For temporary (90 days) amendment of this section, see § 7154 of the Fiscal Year 2014 Budget Support Congressional Review Emergency Act of 2013 (D.C. Act 20-204, October 17, 2013, 60 DCR 15341, 20 DCSTAT 2311).

Temporary Legislation

Section 102 of D.C. Law 19-226 amended subsection (a)(1) of this section to read as follows:

“(a)(1) Property eligible for the low-income housing tax credit provided by section 42 of the Internal Revenue Code, (‘affordable housing’ ) that is owned by an organization that is not organized or operated for private gain, or that is owned by an entity controlled, directly or indirectly, by such an organization, shall be exempt from the tax imposed by Chapter 8 of this title and from a payment in lieu of tax imposed under § 47-1002(20) during the time that the real property is being developed for or being used as affordable housing and is subject to restrictive covenants governing income during the federal low-income housing tax credit compliance period, including any extended use period.”

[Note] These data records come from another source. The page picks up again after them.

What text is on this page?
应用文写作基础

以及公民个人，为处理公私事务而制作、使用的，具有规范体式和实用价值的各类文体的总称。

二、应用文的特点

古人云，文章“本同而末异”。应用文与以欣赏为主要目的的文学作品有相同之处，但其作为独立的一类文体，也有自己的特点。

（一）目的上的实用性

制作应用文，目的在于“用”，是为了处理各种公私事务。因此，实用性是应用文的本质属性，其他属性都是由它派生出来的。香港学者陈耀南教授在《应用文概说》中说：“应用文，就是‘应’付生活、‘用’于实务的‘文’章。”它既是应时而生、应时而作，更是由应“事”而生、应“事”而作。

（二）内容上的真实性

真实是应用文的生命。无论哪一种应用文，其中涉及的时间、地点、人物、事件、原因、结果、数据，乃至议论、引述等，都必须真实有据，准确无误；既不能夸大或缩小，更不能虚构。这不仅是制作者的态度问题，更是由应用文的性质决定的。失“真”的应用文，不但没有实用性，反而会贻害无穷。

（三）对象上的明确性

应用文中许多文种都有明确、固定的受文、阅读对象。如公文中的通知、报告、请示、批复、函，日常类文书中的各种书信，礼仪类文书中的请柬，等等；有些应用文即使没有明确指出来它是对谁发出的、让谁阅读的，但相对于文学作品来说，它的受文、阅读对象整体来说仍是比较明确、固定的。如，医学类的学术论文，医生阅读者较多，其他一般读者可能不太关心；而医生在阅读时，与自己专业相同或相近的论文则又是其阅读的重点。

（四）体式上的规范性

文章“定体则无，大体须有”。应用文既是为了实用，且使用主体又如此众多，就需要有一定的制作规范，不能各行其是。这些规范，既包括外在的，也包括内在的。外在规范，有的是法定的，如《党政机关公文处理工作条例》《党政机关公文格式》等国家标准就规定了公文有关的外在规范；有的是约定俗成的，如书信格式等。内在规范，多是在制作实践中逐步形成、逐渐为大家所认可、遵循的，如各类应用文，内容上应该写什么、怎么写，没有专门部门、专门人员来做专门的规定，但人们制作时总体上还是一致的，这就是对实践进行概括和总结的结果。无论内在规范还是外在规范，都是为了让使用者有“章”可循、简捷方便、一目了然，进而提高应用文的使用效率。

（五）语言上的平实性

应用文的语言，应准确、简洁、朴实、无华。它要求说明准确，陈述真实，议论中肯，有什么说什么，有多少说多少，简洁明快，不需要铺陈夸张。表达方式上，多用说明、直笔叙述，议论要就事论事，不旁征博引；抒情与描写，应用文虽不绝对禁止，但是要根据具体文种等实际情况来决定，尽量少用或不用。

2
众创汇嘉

Section 402(b) of D.C. Law 19-226 provided that the act shall expire after 225 days of its having taken effect.

Short Title

Section 7151 of D.C. Law 20-61 provided that Subtitle O of Title VII of the act may be cited as the “Tax Clarification Amendment Act of 2013”.

Editor's Notes

Applicability of D.C. Law 20-61: Section 7154(b) of D.C. Law 20-61 provided that § 7154(a) (which amended § 47-1005.02(a)(1)) shall apply as of September 20, 2012.